Petrucci: «Sì alle donne professioniste, ma non solo nel calcio»

Lunedì 30 Dicembre 2019 di Marino Petrelli
Fine anno di bilanci e programmi anche nel mondo della pallacanestro. La Virtus Bologna prima in classifica non sorprende Gianni Petrucci, presidente della Federazione. «Sono un po’ ambizioso e presuntuoso nel dire che mi aspettavo Bologna così in alto. Abbiamo un campionato con grandi campioni, le neo promosse stanno giocando un bel basket, Sassari, Roma e Brindisi, squadre del sud, hanno un progetto a lunga scadenza e a loro va un plauso particolare». E sulla Nazionale aggiunge: «In Cina, ai Mondiali, ci è mancato poco, ma abbiamo ottenuto il pass per il pre-olimpico. Sono arrivati ottimi risultati dalle nazionali giovanili e nel settore femminile siamo primi in Europa davanti a Spagna e Francia».
Il 2019 si chiude però con la diatriba tra Fip e Legabasket. Che sta succedendo?
«Abbiamo un ottimo rapporto con tutte le società, anche quelle di A2 e femminile. Ai primi di ottobre avevo già chiesto alla Lega di fare un corpo unico. Oggi le carenze che avevo evidenziato esistono ancora e l’assenza di alcune società non aiuta. Lasciamo da parte le divisioni e presentiamo un progetto unitario per il basket. Se le società non si accordano, la Federazione dovrà convocare un consiglio straordinario e decidere al posto di chi non decide».
Sta pensando al commissariamento?
«La parola commissariamento la evito al 100 per cento perché non rientra nel dna della Federazione. Si può parlare di nuove deleghe e di una nuova visione d’insieme. Noi non abbiamo crisi nei nostri tesserati, il basket da questo punto di vista è in salute. Ho sempre avuto una particolare predilezione per Roberto Mancini, mi auguro che anche gli allenatori del basket lancino i giovani italiani. Serve per il cambiamento e per avvicinare il grande pubblico».
Le dico due date: giugno 2020 e giugno 2021…
«A Belgrado ci giocheremo le Olimpiadi senza paura, sapendo che sarà molto difficile, ma noi non siamo secondi a nessuno. Il 2021 è l’anno degli Europei con un girone a Milano e mi auguro di vedere il Forum esaurito. Coincide con il centenario della Federbasket, vogliamo arrivarci preparati, in campo e fuori».
Tiene banco anche la nuova legge delega sullo sport italiano.
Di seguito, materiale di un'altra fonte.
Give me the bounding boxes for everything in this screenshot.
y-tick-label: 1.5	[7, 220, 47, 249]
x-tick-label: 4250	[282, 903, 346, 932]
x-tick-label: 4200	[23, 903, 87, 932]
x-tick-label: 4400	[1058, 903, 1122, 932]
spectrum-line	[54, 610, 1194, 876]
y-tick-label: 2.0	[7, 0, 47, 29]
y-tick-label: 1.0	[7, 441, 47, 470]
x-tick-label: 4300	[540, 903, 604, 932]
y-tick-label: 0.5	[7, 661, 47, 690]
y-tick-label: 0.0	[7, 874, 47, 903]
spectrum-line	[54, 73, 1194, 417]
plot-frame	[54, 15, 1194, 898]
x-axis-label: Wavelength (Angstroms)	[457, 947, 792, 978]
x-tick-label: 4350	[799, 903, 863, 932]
Quale è la sua opinione?
«È il momento più delicato per lo sport italiano. Il ministro dello Sport non ha nessuna responsabilità, ma confido in lui che porti una parola di chiarezza con i prossimi decreti delegati che dovranno dipanare la matassa. Anche il presidente Malagò avrà una funzione importante portando, direttamente o indirettamente, la voce del Cio. Non da ultime, le federazioni dovranno avere un ruolo fondamentale. Mi auguro che il Consiglio nazionale sarà l’unico organismo dove si dibattono, e possibilmente si risolvono, i problemi».
La nuova legge apre anche al professionismo nel mondo femminile. Cosa ne pensa?
«Io non posso seguitare ad accettare che si parli di professionismo o semi professionismo solo nel calcio. Quando Gravina fece questa proposta eravamo d’accordo nel portare avanti questo discorso in tutti gli sport, ora vedo che si fa riferimento solo al calcio. Il mondo della pallacanestro è molto interessato. Saranno le singole federazioni, dopo aver sentito tutte le società, a decidere se questo discorso può interessare o meno. In Consiglio nazionale contiamo uno, ma i pesi sono nettamente diversi, non possiamo paragonare una federazione come un’altra. Lo dicevo anche quando ero presidente del Coni, non ho cambiato parere».
Come si considera Petrucci alla fine del 2019?
«“Poco se mi valuto, molto se mi confronto”. Lo diceva Giulio Andreotti, mio maestro che mi portò alla Roma».